Screening of air travelers departing from three West African cities offers a cheaper and simpler way to check the international spread of Ebola virus, compared with screening at points of entry, which would carry many added costs with few added benefits, according to new research.
Without effective exit screening in place, 2.8 infected travelers a month would leave the three countries – Sierra Leone, Liberia, and Guinea – where intense transmission of Ebola is currently occurring, predicted Dr. Isaac I. Bogoch of the University of Toronto and his colleagues, who published their findings Oct. 20 in the Lancet (2014 Oct. 20 [doi:10.1016/S0140-6736(14)61828-6]).
The investigators used air travel records and viral surveillance data from the World Health Organization to calculate the number of infected travelers likely to board a flight from those countries every month if no exit screening were in place.
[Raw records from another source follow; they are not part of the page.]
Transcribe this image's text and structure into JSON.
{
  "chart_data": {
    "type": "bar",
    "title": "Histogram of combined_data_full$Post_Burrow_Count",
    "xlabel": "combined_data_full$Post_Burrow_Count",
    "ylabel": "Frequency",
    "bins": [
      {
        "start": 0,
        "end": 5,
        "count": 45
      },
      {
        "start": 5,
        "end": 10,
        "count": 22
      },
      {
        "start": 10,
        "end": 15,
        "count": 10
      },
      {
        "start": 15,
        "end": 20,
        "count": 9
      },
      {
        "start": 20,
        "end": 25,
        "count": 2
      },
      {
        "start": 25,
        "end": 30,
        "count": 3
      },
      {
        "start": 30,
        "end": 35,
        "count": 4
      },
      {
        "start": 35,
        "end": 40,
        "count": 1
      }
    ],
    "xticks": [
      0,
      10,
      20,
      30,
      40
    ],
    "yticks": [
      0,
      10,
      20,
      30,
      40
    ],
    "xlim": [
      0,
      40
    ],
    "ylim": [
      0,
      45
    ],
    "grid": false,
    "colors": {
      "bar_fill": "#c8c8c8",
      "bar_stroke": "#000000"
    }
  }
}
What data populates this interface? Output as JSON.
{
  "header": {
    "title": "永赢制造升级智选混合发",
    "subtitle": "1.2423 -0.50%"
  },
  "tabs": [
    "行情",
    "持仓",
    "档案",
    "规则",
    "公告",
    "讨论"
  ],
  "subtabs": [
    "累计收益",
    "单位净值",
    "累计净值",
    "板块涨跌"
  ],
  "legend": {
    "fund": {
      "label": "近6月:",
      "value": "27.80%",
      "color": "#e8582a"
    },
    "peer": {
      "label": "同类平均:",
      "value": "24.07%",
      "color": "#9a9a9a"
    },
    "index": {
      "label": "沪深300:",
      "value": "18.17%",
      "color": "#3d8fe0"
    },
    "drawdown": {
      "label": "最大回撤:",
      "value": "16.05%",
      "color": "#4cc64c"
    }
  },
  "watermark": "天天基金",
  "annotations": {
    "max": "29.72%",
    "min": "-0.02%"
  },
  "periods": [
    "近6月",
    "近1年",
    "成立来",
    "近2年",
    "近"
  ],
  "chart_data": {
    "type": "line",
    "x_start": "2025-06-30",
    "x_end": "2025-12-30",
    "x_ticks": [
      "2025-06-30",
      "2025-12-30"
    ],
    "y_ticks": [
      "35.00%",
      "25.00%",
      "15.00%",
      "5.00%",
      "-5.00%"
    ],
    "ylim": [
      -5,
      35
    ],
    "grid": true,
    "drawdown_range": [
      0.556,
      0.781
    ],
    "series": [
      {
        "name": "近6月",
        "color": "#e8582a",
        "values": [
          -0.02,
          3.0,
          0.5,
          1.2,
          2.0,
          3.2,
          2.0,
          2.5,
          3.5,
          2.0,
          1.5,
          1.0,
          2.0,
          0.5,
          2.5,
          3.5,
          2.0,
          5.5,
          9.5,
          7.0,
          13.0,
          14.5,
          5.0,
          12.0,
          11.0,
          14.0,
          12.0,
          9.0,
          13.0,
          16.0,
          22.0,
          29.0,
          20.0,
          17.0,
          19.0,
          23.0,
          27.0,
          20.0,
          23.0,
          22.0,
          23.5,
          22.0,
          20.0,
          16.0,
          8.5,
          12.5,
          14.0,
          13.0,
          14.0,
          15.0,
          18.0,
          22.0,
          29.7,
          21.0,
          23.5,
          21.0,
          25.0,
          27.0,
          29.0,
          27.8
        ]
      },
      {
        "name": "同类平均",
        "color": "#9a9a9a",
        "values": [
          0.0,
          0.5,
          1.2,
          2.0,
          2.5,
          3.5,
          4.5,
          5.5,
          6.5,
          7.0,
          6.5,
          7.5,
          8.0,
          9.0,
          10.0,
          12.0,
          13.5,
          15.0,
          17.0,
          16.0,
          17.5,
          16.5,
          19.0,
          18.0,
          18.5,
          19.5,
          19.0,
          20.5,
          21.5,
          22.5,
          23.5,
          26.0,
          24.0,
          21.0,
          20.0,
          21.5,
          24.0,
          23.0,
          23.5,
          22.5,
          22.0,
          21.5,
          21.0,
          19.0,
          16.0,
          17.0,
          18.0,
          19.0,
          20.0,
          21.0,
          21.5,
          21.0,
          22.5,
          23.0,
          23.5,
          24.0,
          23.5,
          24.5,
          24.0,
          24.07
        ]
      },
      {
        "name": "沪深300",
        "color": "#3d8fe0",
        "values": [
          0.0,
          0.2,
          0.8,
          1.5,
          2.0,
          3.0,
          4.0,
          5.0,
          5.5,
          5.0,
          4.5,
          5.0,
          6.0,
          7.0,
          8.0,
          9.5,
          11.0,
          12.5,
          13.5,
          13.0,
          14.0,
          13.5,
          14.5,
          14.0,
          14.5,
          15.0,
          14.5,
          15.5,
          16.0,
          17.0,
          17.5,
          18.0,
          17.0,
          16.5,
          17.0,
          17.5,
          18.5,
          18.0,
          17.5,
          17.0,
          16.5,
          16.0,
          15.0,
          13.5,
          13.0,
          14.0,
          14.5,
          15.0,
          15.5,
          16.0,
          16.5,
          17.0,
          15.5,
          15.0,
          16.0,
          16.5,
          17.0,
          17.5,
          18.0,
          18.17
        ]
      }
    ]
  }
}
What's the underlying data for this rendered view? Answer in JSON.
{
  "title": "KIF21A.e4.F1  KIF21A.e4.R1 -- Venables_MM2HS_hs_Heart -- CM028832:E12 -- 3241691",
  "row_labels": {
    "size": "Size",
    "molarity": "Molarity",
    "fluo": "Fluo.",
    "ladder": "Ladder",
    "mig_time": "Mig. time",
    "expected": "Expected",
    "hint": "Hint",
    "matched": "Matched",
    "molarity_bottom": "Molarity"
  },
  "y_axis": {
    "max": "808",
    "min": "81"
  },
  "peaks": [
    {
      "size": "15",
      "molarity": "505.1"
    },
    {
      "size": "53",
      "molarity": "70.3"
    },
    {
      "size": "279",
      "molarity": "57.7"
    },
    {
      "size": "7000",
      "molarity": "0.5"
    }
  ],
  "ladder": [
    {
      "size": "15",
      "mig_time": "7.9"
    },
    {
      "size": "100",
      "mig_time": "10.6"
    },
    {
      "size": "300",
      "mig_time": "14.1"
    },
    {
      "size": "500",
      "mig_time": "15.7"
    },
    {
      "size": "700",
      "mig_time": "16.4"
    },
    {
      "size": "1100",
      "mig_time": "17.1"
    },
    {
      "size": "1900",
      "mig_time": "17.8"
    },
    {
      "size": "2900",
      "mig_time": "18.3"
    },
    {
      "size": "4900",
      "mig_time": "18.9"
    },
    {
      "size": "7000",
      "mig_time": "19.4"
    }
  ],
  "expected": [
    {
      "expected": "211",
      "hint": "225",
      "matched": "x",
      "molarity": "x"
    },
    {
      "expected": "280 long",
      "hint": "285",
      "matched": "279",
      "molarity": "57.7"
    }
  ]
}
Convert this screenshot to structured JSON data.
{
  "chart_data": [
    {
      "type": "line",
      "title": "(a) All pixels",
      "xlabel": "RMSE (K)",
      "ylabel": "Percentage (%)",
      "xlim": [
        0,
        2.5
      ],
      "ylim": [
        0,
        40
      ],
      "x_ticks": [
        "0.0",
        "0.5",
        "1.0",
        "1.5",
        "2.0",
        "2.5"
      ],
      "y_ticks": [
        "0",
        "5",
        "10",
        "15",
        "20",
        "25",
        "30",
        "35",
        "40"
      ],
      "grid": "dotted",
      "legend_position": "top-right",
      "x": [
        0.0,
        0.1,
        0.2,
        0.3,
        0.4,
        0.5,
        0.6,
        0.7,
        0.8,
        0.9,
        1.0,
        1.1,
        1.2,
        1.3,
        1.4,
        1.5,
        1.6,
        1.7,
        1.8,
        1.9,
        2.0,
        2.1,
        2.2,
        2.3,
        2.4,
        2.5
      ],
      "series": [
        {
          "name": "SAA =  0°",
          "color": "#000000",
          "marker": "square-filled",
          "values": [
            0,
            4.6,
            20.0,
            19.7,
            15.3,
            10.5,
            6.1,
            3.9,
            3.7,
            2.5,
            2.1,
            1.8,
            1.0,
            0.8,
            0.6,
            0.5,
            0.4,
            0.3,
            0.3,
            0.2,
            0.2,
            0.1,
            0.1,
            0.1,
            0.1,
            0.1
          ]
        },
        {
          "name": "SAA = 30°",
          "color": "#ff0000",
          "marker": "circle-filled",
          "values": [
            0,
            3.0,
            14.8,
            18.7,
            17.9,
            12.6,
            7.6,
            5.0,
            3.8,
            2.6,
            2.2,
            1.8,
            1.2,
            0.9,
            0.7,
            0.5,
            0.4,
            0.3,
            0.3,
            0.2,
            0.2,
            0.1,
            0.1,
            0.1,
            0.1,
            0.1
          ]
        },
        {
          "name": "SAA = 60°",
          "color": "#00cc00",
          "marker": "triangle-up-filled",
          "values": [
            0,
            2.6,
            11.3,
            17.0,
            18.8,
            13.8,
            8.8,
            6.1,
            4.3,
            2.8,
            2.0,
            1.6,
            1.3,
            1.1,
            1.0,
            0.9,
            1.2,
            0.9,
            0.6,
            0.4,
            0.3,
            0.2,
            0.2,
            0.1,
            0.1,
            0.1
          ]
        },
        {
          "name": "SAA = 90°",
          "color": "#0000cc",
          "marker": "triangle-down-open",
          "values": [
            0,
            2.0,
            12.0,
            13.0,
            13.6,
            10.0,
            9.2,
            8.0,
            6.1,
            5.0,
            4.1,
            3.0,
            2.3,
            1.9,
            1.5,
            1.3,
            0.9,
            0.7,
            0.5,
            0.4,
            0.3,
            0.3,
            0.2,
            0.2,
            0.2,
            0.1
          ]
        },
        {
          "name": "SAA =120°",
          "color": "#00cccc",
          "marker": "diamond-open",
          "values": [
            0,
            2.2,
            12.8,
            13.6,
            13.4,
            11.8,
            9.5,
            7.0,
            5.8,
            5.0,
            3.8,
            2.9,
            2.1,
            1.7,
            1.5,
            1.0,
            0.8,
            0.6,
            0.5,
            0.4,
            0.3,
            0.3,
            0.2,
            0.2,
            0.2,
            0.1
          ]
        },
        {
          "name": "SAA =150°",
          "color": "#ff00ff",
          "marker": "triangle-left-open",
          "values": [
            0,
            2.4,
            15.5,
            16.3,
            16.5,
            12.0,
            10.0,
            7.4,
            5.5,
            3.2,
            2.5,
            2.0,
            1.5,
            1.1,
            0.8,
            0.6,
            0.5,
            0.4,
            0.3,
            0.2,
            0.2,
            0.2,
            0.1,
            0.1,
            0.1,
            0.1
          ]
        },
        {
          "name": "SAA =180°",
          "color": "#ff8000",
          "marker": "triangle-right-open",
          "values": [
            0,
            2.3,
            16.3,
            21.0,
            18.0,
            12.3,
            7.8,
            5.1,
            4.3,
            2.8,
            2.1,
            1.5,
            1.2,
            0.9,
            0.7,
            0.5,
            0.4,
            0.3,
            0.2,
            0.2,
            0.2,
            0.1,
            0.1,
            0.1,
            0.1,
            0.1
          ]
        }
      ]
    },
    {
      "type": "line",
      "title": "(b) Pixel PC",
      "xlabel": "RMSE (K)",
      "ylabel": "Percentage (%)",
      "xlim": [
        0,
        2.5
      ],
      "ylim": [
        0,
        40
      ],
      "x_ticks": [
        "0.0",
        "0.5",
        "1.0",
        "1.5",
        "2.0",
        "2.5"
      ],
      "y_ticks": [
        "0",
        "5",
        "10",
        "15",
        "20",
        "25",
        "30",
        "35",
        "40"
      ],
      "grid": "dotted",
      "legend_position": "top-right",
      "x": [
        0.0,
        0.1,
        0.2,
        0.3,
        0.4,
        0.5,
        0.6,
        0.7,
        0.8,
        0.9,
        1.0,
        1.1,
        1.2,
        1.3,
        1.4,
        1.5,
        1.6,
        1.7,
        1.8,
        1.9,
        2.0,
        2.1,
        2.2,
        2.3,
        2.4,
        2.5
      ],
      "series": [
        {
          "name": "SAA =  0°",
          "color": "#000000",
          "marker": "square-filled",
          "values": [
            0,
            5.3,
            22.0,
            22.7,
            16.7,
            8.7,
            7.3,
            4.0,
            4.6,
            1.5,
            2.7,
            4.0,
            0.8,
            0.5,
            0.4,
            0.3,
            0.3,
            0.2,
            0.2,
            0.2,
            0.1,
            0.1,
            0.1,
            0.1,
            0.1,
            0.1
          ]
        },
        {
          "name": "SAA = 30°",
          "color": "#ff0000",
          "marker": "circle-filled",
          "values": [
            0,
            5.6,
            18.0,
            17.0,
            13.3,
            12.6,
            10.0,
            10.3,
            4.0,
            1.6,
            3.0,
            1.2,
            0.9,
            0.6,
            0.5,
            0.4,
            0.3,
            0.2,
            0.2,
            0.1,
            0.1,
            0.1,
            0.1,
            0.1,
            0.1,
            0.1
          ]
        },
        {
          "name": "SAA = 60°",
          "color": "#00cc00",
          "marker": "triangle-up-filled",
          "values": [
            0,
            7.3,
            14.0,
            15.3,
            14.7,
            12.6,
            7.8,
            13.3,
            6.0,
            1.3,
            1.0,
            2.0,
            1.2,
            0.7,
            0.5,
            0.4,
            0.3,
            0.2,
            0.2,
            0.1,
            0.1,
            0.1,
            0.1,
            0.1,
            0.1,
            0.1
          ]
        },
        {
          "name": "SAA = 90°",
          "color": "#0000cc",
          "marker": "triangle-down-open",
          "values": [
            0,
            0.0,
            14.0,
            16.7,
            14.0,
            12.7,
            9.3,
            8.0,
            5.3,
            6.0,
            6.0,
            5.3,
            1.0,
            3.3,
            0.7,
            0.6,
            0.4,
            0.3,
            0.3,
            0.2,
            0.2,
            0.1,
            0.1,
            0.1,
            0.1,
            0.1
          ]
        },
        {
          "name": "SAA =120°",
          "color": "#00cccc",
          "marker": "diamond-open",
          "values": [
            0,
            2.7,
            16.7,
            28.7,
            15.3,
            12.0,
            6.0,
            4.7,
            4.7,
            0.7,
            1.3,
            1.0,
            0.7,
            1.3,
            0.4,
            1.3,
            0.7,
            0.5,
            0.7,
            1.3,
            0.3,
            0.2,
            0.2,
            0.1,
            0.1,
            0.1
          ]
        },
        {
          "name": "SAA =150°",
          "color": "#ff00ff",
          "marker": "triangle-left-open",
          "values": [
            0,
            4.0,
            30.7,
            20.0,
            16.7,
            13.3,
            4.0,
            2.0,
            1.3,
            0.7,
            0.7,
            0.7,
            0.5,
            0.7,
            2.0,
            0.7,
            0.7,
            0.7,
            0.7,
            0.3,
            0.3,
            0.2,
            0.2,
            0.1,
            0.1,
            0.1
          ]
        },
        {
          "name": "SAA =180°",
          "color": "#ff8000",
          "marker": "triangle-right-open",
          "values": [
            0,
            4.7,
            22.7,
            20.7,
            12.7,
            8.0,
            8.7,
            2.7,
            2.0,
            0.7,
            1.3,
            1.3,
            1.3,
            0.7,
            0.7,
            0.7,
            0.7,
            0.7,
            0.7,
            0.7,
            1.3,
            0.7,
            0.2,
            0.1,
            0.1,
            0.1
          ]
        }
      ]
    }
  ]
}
All three countries currently do conduct screening; however, international support is needed to ensure that it continues, Dr. Bogoch said.
While exit screening will not catch latent cases of Ebola prior to the onset of fever, entry screening likely will not be more effective at doing so, the researchers found, as travel records show that a majority of air travel from the affected countries consists of shorter flights lasting an average of 2.7 hours.
Adding entrance screening would vastly expand the number of people needing to be screened and the number of airports in which screening would occur, from 3 (Conakry, Guinea; Monrovia, Liberia; and Freetown, Sierra Leone) to more than 1,238, if accounting for passengers arriving on indirect flights, according to the study.
Ghana and Senegal were the top two destinations of air travelers from the affected countries, accounting for 17.5% and 14.4% of travel. The United Kingdom received 8.7% and France, 7.1%. The United States received 2% of the volume of travelers from these countries.
Of concern, some 64% of travelers from the affected countries were en route to other low- and middle-income countries, Dr. Bogoch and his colleagues found, meaning the larger share of importation risk fell on “inadequately resourced medical and public health systems [that] might be unable to detect and adequately manage an imported case of Ebola virus disease.”
Outbreaks following imported cases have been stopped in Nigeria and Senegal. The World Health organization declared the Nigeria outbreak over on Oct. 20 and the Senegal outbreak over on Oct. 17.
In an editorial comment accompanying the study, Benjamin Cowling, Ph.D., of the University of Hong Kong, and Dr. Hongjie Yu of the Chinese Center for Disease Control and Prevention, Beijing, agreed that international support was “essential” for stringent exit screening, yet noted that no specific funding had been announced to support it (Lancet 2014 Oct. 20 [doi:10.1016/S0140-6736(14)61895-X]).
Regardless, Dr. Cowling and Dr. Yu argued, screening “might not have a substantial effect on export rates, because of the long incubation period of the disease (average 8-10 days; range 2-21 days), combined with rapid disease progression after onset, meaning that most exportations would be incubating infections missed at border screening points … In addition to any entry or exit screening, vigilance within countries is essential for early detection of imported cases.”
Dr. Bogoch’s study was funded by the Canadian Research Institutes of Health. Dr. Bogoch and two of his coauthors, Dr. Maria Creatore and Dr. Kamran Khan, reported ties to Bio.Diaspora, a company that models global infectious disease threats. Dr. Cowling disclosed financial relationships with MedImmune, Sanofi Pasteur, and Crucell.